Ihr habt jetzt so viele Berichte und, was noch viel wichtiger ist, so viele Beweise dafür, dass eine gewisse Gruppe innerhalb unserer Gesellschaft diskriminiert wird. Und das auch noch von Rechtswegen her.

Es sind doch so viele Polizisten oder ehemalige, so viele Anwälte und Richter, die sich zu diesem Thema zu unseren Gunsten äußern und ganz klar aufzeigen, dass wir diskirminiert werden.

Dann frage ich mich aber warum es dann nicht eine riesige Klagewelle gibt? Eine Sammelklage? Wir haben doch genug judikative Power in unseren Reihen, wir haben doch genügend Geschädigte und Diskkriminierte.

Warum wird der Staat, die Länder, die Richter die die Urteile sprechen etc nicht von uns verklagt?

Können wir das am Ende rein rechtlich gar nicht?
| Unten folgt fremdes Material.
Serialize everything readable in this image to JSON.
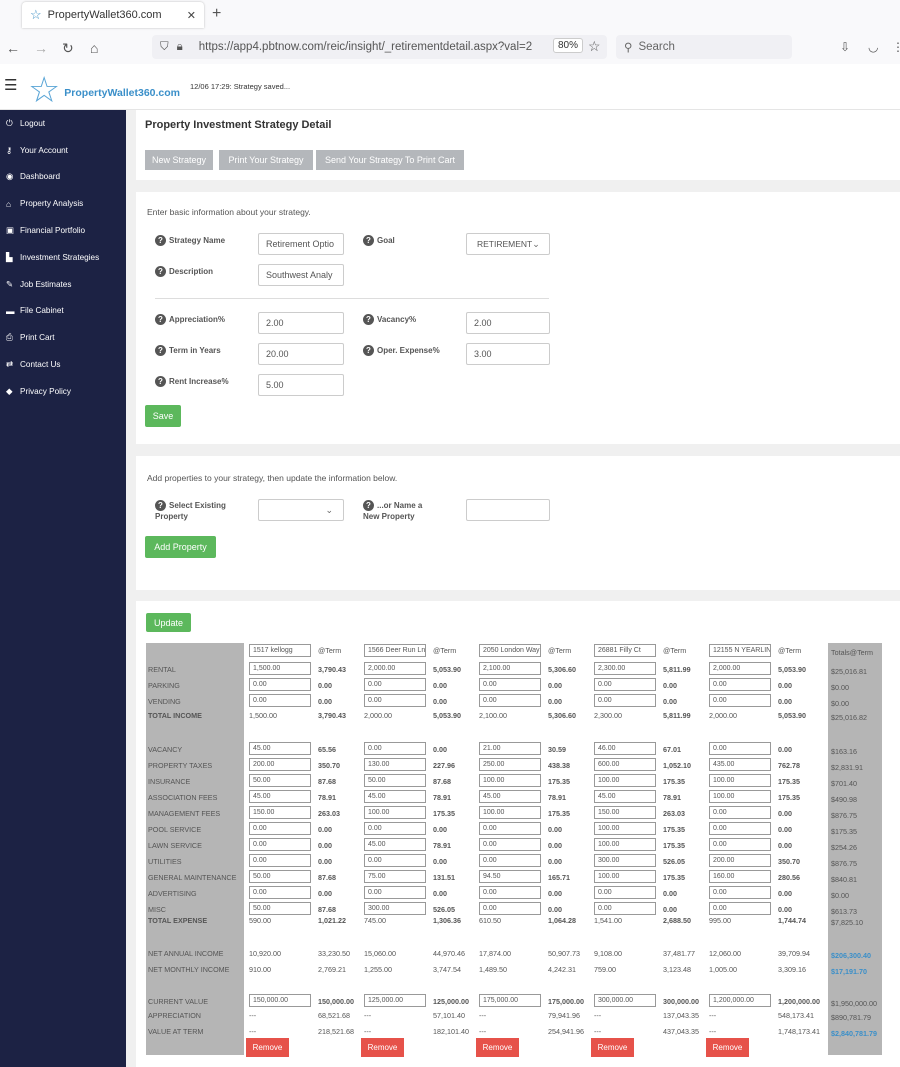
{
  "browser": {
    "tab_title": "PropertyWallet360.com",
    "url": "https://app4.pbtnow.com/reic/insight/_retirementdetail.aspx?val=2",
    "zoom": "80%",
    "search_placeholder": "Search"
  },
  "header": {
    "logo_text": "PropertyWallet360.com",
    "status": "12/06 17:29: Strategy saved..."
  },
  "sidebar": [
    {
      "label": "Logout",
      "icon": "power-icon",
      "glyph": "⏻"
    },
    {
      "label": "Your Account",
      "icon": "key-icon",
      "glyph": "⚷"
    },
    {
      "label": "Dashboard",
      "icon": "dashboard-icon",
      "glyph": "◉"
    },
    {
      "label": "Property Analysis",
      "icon": "home-icon",
      "glyph": "⌂"
    },
    {
      "label": "Financial Portfolio",
      "icon": "money-icon",
      "glyph": "▣"
    },
    {
      "label": "Investment Strategies",
      "icon": "building-icon",
      "glyph": "▙"
    },
    {
      "label": "Job Estimates",
      "icon": "wrench-icon",
      "glyph": "✎"
    },
    {
      "label": "File Cabinet",
      "icon": "folder-icon",
      "glyph": "▬"
    },
    {
      "label": "Print Cart",
      "icon": "print-icon",
      "glyph": "⎙"
    },
    {
      "label": "Contact Us",
      "icon": "exchange-icon",
      "glyph": "⇄"
    },
    {
      "label": "Privacy Policy",
      "icon": "shield-icon",
      "glyph": "◆"
    }
  ],
  "detail": {
    "title": "Property Investment Strategy Detail",
    "buttons": [
      "New Strategy",
      "Print Your Strategy",
      "Send Your Strategy To Print Cart"
    ]
  },
  "form": {
    "intro": "Enter basic information about your strategy.",
    "strategy_name_label": "Strategy Name",
    "strategy_name_value": "Retirement Optio",
    "goal_label": "Goal",
    "goal_value": "RETIREMENT",
    "description_label": "Description",
    "description_value": "Southwest Analy",
    "appreciation_label": "Appreciation%",
    "appreciation_value": "2.00",
    "vacancy_label": "Vacancy%",
    "vacancy_value": "2.00",
    "term_label": "Term in Years",
    "term_value": "20.00",
    "opex_label": "Oper. Expense%",
    "opex_value": "3.00",
    "rent_increase_label": "Rent Increase%",
    "rent_increase_value": "5.00",
    "save_label": "Save"
  },
  "add_property": {
    "intro": "Add properties to your strategy, then update the information below.",
    "select_label": "Select Existing Property",
    "select_label_l1": "Select Existing",
    "select_label_l2": "Property",
    "name_label_l1": "...or Name a",
    "name_label_l2": "New Property",
    "name_value": "",
    "add_label": "Add Property"
  },
  "grid": {
    "update_label": "Update",
    "at_term_label": "@Term",
    "totals_label": "Totals@Term",
    "remove_label": "Remove",
    "properties": [
      "1517 kellogg",
      "1566 Deer Run Ln",
      "2050 London Way",
      "26881 Filly Ct",
      "12155 N YEARLIN"
    ],
    "rows": [
      {
        "label": "RENTAL",
        "bold": false,
        "input": true,
        "vals": [
          [
            "1,500.00",
            "3,790.43"
          ],
          [
            "2,000.00",
            "5,053.90"
          ],
          [
            "2,100.00",
            "5,306.60"
          ],
          [
            "2,300.00",
            "5,811.99"
          ],
          [
            "2,000.00",
            "5,053.90"
          ]
        ],
        "total": "$25,016.81"
      },
      {
        "label": "PARKING",
        "bold": false,
        "input": true,
        "vals": [
          [
            "0.00",
            "0.00"
          ],
          [
            "0.00",
            "0.00"
          ],
          [
            "0.00",
            "0.00"
          ],
          [
            "0.00",
            "0.00"
          ],
          [
            "0.00",
            "0.00"
          ]
        ],
        "total": "$0.00"
      },
      {
        "label": "VENDING",
        "bold": false,
        "input": true,
        "vals": [
          [
            "0.00",
            "0.00"
          ],
          [
            "0.00",
            "0.00"
          ],
          [
            "0.00",
            "0.00"
          ],
          [
            "0.00",
            "0.00"
          ],
          [
            "0.00",
            "0.00"
          ]
        ],
        "total": "$0.00"
      },
      {
        "label": "TOTAL INCOME",
        "bold": true,
        "input": false,
        "vals": [
          [
            "1,500.00",
            "3,790.43"
          ],
          [
            "2,000.00",
            "5,053.90"
          ],
          [
            "2,100.00",
            "5,306.60"
          ],
          [
            "2,300.00",
            "5,811.99"
          ],
          [
            "2,000.00",
            "5,053.90"
          ]
        ],
        "total": "$25,016.82"
      },
      {
        "label": "VACANCY",
        "bold": false,
        "input": true,
        "vals": [
          [
            "45.00",
            "65.56"
          ],
          [
            "0.00",
            "0.00"
          ],
          [
            "21.00",
            "30.59"
          ],
          [
            "46.00",
            "67.01"
          ],
          [
            "0.00",
            "0.00"
          ]
        ],
        "total": "$163.16"
      },
      {
        "label": "PROPERTY TAXES",
        "bold": false,
        "input": true,
        "vals": [
          [
            "200.00",
            "350.70"
          ],
          [
            "130.00",
            "227.96"
          ],
          [
            "250.00",
            "438.38"
          ],
          [
            "600.00",
            "1,052.10"
          ],
          [
            "435.00",
            "762.78"
          ]
        ],
        "total": "$2,831.91"
      },
      {
        "label": "INSURANCE",
        "bold": false,
        "input": true,
        "vals": [
          [
            "50.00",
            "87.68"
          ],
          [
            "50.00",
            "87.68"
          ],
          [
            "100.00",
            "175.35"
          ],
          [
            "100.00",
            "175.35"
          ],
          [
            "100.00",
            "175.35"
          ]
        ],
        "total": "$701.40"
      },
      {
        "label": "ASSOCIATION FEES",
        "bold": false,
        "input": true,
        "vals": [
          [
            "45.00",
            "78.91"
          ],
          [
            "45.00",
            "78.91"
          ],
          [
            "45.00",
            "78.91"
          ],
          [
            "45.00",
            "78.91"
          ],
          [
            "100.00",
            "175.35"
          ]
        ],
        "total": "$490.98"
      },
      {
        "label": "MANAGEMENT FEES",
        "bold": false,
        "input": true,
        "vals": [
          [
            "150.00",
            "263.03"
          ],
          [
            "100.00",
            "175.35"
          ],
          [
            "100.00",
            "175.35"
          ],
          [
            "150.00",
            "263.03"
          ],
          [
            "0.00",
            "0.00"
          ]
        ],
        "total": "$876.75"
      },
      {
        "label": "POOL SERVICE",
        "bold": false,
        "input": true,
        "vals": [
          [
            "0.00",
            "0.00"
          ],
          [
            "0.00",
            "0.00"
          ],
          [
            "0.00",
            "0.00"
          ],
          [
            "100.00",
            "175.35"
          ],
          [
            "0.00",
            "0.00"
          ]
        ],
        "total": "$175.35"
      },
      {
        "label": "LAWN SERVICE",
        "bold": false,
        "input": true,
        "vals": [
          [
            "0.00",
            "0.00"
          ],
          [
            "45.00",
            "78.91"
          ],
          [
            "0.00",
            "0.00"
          ],
          [
            "100.00",
            "175.35"
          ],
          [
            "0.00",
            "0.00"
          ]
        ],
        "total": "$254.26"
      },
      {
        "label": "UTILITIES",
        "bold": false,
        "input": true,
        "vals": [
          [
            "0.00",
            "0.00"
          ],
          [
            "0.00",
            "0.00"
          ],
          [
            "0.00",
            "0.00"
          ],
          [
            "300.00",
            "526.05"
          ],
          [
            "200.00",
            "350.70"
          ]
        ],
        "total": "$876.75"
      },
      {
        "label": "GENERAL MAINTENANCE",
        "bold": false,
        "input": true,
        "vals": [
          [
            "50.00",
            "87.68"
          ],
          [
            "75.00",
            "131.51"
          ],
          [
            "94.50",
            "165.71"
          ],
          [
            "100.00",
            "175.35"
          ],
          [
            "160.00",
            "280.56"
          ]
        ],
        "total": "$840.81"
      },
      {
        "label": "ADVERTISING",
        "bold": false,
        "input": true,
        "vals": [
          [
            "0.00",
            "0.00"
          ],
          [
            "0.00",
            "0.00"
          ],
          [
            "0.00",
            "0.00"
          ],
          [
            "0.00",
            "0.00"
          ],
          [
            "0.00",
            "0.00"
          ]
        ],
        "total": "$0.00"
      },
      {
        "label": "MISC",
        "bold": false,
        "input": true,
        "vals": [
          [
            "50.00",
            "87.68"
          ],
          [
            "300.00",
            "526.05"
          ],
          [
            "0.00",
            "0.00"
          ],
          [
            "0.00",
            "0.00"
          ],
          [
            "0.00",
            "0.00"
          ]
        ],
        "total": "$613.73"
      },
      {
        "label": "TOTAL EXPENSE",
        "bold": true,
        "input": false,
        "vals": [
          [
            "590.00",
            "1,021.22"
          ],
          [
            "745.00",
            "1,306.36"
          ],
          [
            "610.50",
            "1,064.28"
          ],
          [
            "1,541.00",
            "2,688.50"
          ],
          [
            "995.00",
            "1,744.74"
          ]
        ],
        "total": "$7,825.10"
      },
      {
        "label": "NET ANNUAL INCOME",
        "bold": false,
        "input": false,
        "vals": [
          [
            "10,920.00",
            "33,230.50"
          ],
          [
            "15,060.00",
            "44,970.46"
          ],
          [
            "17,874.00",
            "50,907.73"
          ],
          [
            "9,108.00",
            "37,481.77"
          ],
          [
            "12,060.00",
            "39,709.94"
          ]
        ],
        "total": "$206,300.40",
        "blue": true
      },
      {
        "label": "NET MONTHLY INCOME",
        "bold": false,
        "input": false,
        "vals": [
          [
            "910.00",
            "2,769.21"
          ],
          [
            "1,255.00",
            "3,747.54"
          ],
          [
            "1,489.50",
            "4,242.31"
          ],
          [
            "759.00",
            "3,123.48"
          ],
          [
            "1,005.00",
            "3,309.16"
          ]
        ],
        "total": "$17,191.70",
        "blue": true
      },
      {
        "label": "CURRENT VALUE",
        "bold": false,
        "input": true,
        "vals": [
          [
            "150,000.00",
            "150,000.00"
          ],
          [
            "125,000.00",
            "125,000.00"
          ],
          [
            "175,000.00",
            "175,000.00"
          ],
          [
            "300,000.00",
            "300,000.00"
          ],
          [
            "1,200,000.00",
            "1,200,000.00"
          ]
        ],
        "total": "$1,950,000.00"
      },
      {
        "label": "APPRECIATION",
        "bold": false,
        "input": false,
        "vals": [
          [
            "---",
            "68,521.68"
          ],
          [
            "---",
            "57,101.40"
          ],
          [
            "---",
            "79,941.96"
          ],
          [
            "---",
            "137,043.35"
          ],
          [
            "---",
            "548,173.41"
          ]
        ],
        "total": "$890,781.79"
      },
      {
        "label": "VALUE AT TERM",
        "bold": false,
        "input": false,
        "vals": [
          [
            "---",
            "218,521.68"
          ],
          [
            "---",
            "182,101.40"
          ],
          [
            "---",
            "254,941.96"
          ],
          [
            "---",
            "437,043.35"
          ],
          [
            "---",
            "1,748,173.41"
          ]
        ],
        "total": "$2,840,781.79",
        "blue": true
      }
    ]
  }
}
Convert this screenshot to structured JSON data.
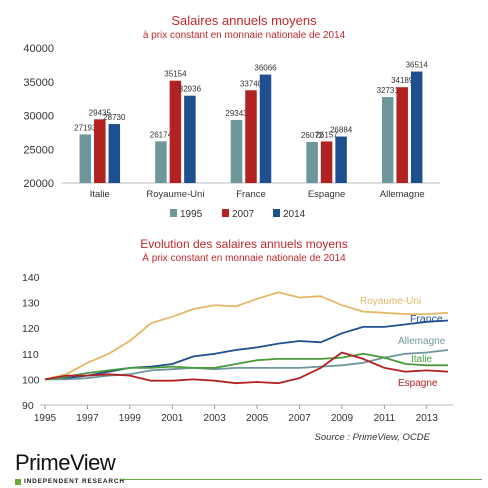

Wenn dem so ist, läuft hier extreme was quer in diesem Land und wir leben nur in einer Schein-Demokratie.

Oder traut sich keiner von den Juristen und Polizisten?
Das sich kein Konsument traut ist schon klar. Am Ende muss der ja dafür, dass er weiterhin zugibt Konsument zu sein auch noch ins Gefängnis.

Wie kann das alles nur sein?
Warum müssen wir uns das alles eigentlich gefallen lassen?
Und warum ist tatsächlich niemand aus der Politk da, der für uns wirklich einsteht?

Du informierst dich scheinbar nicht oder? :D *nicht böse gemeint*
Kurzfassung:
Grüne für Legalisierung
FDP für Legalisierung
Linke für Legalisierung
SPD fast 50/50 dafür/dagegen
CDU schmeißt sich auf denn Boden schreit: Nein Nein Nein Nein. Und schreit ein paar lange wiederlegte oder frei erfundene Argumente durch die Gegend.